Mickey lucky bastard! This has to be one of the most gorgeous gals on earth!

She has horrible taste in men. Rourke is one ugly motherfucker.

I think she just got what she wanted. People are talking about her.

gross..

not lucky john doe, RICH!

What the fuck... if this is not a whore attitude, than I'm stopping using photoshop on the models butts.

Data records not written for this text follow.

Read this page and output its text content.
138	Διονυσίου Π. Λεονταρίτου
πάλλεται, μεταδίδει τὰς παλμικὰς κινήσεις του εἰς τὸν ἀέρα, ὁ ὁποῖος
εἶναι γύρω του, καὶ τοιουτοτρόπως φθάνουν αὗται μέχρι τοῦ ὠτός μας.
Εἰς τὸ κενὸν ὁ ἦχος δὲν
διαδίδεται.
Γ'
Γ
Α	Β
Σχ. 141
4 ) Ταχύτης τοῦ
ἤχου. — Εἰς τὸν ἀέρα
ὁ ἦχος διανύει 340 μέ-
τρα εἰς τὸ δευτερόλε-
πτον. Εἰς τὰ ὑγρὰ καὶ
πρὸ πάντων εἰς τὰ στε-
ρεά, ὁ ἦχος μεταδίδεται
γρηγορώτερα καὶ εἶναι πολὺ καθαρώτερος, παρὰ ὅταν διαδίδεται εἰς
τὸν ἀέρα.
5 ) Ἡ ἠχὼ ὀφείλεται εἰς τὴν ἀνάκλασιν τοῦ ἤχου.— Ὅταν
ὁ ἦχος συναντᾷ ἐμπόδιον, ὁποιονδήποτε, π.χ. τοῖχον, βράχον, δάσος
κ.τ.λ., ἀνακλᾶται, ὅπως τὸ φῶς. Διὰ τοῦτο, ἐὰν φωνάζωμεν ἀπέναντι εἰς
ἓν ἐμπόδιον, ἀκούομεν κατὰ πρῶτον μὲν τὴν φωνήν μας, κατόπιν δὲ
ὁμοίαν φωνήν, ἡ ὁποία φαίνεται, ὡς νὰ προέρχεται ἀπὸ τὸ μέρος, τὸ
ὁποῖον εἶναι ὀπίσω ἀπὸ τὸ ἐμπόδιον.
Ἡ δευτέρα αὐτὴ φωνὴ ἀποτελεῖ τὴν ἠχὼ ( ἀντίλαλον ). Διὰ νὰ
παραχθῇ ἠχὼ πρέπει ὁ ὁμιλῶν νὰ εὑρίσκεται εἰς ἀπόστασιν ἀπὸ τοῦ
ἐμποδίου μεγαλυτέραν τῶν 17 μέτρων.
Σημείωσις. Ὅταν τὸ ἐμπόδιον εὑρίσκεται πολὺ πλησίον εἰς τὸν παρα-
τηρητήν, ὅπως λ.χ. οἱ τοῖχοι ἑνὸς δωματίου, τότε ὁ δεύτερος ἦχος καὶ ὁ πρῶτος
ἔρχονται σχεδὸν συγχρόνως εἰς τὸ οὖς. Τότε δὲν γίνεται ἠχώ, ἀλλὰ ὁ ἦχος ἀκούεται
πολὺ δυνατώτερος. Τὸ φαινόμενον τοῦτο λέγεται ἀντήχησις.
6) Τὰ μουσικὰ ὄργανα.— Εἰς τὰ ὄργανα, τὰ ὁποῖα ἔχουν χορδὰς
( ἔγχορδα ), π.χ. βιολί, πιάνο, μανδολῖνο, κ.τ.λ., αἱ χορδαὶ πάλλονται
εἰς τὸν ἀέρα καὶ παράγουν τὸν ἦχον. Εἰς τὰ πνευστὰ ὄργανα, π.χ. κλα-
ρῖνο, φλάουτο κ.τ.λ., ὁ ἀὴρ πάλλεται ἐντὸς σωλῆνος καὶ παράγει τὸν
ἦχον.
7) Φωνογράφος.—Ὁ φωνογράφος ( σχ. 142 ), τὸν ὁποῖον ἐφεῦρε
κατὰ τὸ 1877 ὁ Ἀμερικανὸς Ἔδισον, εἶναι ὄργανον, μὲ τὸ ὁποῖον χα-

So you're telling me I have a chance.

Mickey Rouke...now there's a guy who should have been on the 10 Scariest Celebrities List. The dude has been graduated from "sort of freaky" to "summa cum fucked up" and looks like something that just exited a rotten old tree trunk.

Just the thought of him banging this beauty is enough to make me revisit my fried chicken dinner.

You ape a buttiful woman please send for me afew full sexul photo

Deuce, you're so fuckin' Money! and you don't even know it!!

Dude he's so CREEPY. I can't look at him, how can she kiss him. blaaaaahhhh
Is she half blind or something?
Some models are DUMB and lonely!!!

Well the singer Seal, did pretty good for himself, he marriage a beautiful model, and it wasn't about look, they both come from different back ground, where look is not everything.

He has good heart and she also, They spend time balancing a career and taking care of families.

So please layoff Mickey Rouke and keep your comments to yourself.

He's doing his thing, and I find him to be a great actor.
So don't base everything on look, I find that to be only in america.

Mickey Rourke is just plain nasty. He frightens small children and pets equally.

And to think there was a time when he was so fucking hot... How in the hell??

The only thing nastier than Mickey Rourke is the stuff that I had to scrape off the bathroom floor when I installed a new toilet. I can only hope Eugenia has been washed down with bleach since she entertained Mickey. That's how I cleaned the bathroom floor during that new toilet deal.